La branche de l’intérim vient de valider une application des contrats dits en forfait-jours pour les catégories F, G et H, ce qui n’a rien d’anodin et présage d’une importante modification potentielle des horaires de travail. Cette décision ne s’appliquera bien entendu chez Adecco et ses concurrents qu’après un accord d’extension et nous n’en sommes pas là.
Cette modification s’avère d’autant plus anormale que la législation réserve expressément ce type d’organisation du temps de travail à deux catégories de salariés :
- Les cadres disposant d’une autonomie dans l’organisation de leur emploi du temps et non soumis à un système de pointage.
- Les salariés non cadres dont la durée du temps de travail ne peut être prédéterminée et qui disposent d’une autonomie dans l’organisation de leur emploi du temps.

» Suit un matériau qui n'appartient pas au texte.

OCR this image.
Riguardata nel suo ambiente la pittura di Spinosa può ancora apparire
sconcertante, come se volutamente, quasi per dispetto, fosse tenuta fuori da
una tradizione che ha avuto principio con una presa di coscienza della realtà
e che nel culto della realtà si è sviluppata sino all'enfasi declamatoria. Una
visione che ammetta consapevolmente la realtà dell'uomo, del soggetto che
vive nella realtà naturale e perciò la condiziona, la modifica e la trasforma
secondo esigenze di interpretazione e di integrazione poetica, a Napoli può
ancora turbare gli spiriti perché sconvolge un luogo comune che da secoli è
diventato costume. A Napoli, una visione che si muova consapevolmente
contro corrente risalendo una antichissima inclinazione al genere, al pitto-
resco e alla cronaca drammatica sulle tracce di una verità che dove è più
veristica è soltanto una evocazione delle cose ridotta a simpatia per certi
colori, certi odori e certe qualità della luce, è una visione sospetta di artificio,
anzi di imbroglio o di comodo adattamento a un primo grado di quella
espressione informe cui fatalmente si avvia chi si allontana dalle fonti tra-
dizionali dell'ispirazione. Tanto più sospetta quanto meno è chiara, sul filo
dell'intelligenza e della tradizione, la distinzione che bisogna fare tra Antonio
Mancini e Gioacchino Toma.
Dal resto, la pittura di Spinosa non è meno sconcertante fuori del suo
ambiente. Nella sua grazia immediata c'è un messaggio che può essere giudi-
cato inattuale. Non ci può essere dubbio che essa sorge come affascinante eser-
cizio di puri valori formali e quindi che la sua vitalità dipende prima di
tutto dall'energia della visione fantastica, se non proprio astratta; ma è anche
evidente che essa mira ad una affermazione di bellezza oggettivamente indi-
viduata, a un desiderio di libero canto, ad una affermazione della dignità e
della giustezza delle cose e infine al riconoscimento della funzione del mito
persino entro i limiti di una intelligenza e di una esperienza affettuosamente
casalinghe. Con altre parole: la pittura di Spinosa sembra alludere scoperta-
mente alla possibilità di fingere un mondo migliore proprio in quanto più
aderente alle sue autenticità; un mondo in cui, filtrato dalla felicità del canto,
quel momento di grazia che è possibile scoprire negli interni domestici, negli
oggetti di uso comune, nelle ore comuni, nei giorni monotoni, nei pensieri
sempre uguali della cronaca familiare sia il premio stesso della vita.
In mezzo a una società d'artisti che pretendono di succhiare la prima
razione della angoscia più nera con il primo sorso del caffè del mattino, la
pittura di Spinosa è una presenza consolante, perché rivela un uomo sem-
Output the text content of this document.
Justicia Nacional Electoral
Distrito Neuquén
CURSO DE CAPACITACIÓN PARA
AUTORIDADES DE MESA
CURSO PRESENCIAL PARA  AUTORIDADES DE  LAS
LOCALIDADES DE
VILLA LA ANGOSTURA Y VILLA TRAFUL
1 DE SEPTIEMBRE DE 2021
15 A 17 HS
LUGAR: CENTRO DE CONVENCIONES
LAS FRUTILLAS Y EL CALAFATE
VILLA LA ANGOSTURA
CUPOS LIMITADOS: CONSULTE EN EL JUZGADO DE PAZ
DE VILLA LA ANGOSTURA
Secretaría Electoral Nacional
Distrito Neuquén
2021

Dans l’intérim, les salariés de cette seconde catégorie, notamment ceux de la catégorie F (à voir pour G…) pour ce qui concerne cette décision, ne remplissent évidemment pas, pour une immense majorité d’entre eux, les conditions d’autonomie telles qu’entendues par les textes et leur adoption se fera par conséquent au détriment des salariés non cadres. On ne peut que s’interroger sur les motivations profondes des organisations syndicales ayant voté favorablement pour ce dispositif. Les voies de la négociation sont souvent impénétrables…
Il s’agit d’un énième épisode du grand démontage de la protection des salariés puisque la durée de travail du salarié en forfait-jour n’est plus comptabilisée en heures mais en nombre de jours de travail dans l’année. Adieu les heures supplémentaires. Conséquence directe et qui laisse entrevoir le bout de l’oreille des instigateurs de ce vote et des organisations syndicales pour le moins complaisantes : Le salarié en forfait-jours n’est donc pas soumis au respect des durées maximales quotidienne et hebdomadaire de travail. Chacun comprendra bien que c’est là l’objectif essentiel visé. Re-bye bye les heures supplémentaires.
Il est un peu tôt pour en dire davantage sur cette énième reculade mais nous y reviendrons bien entendu, notamment dès l’annonce d’un futur accord d’extension.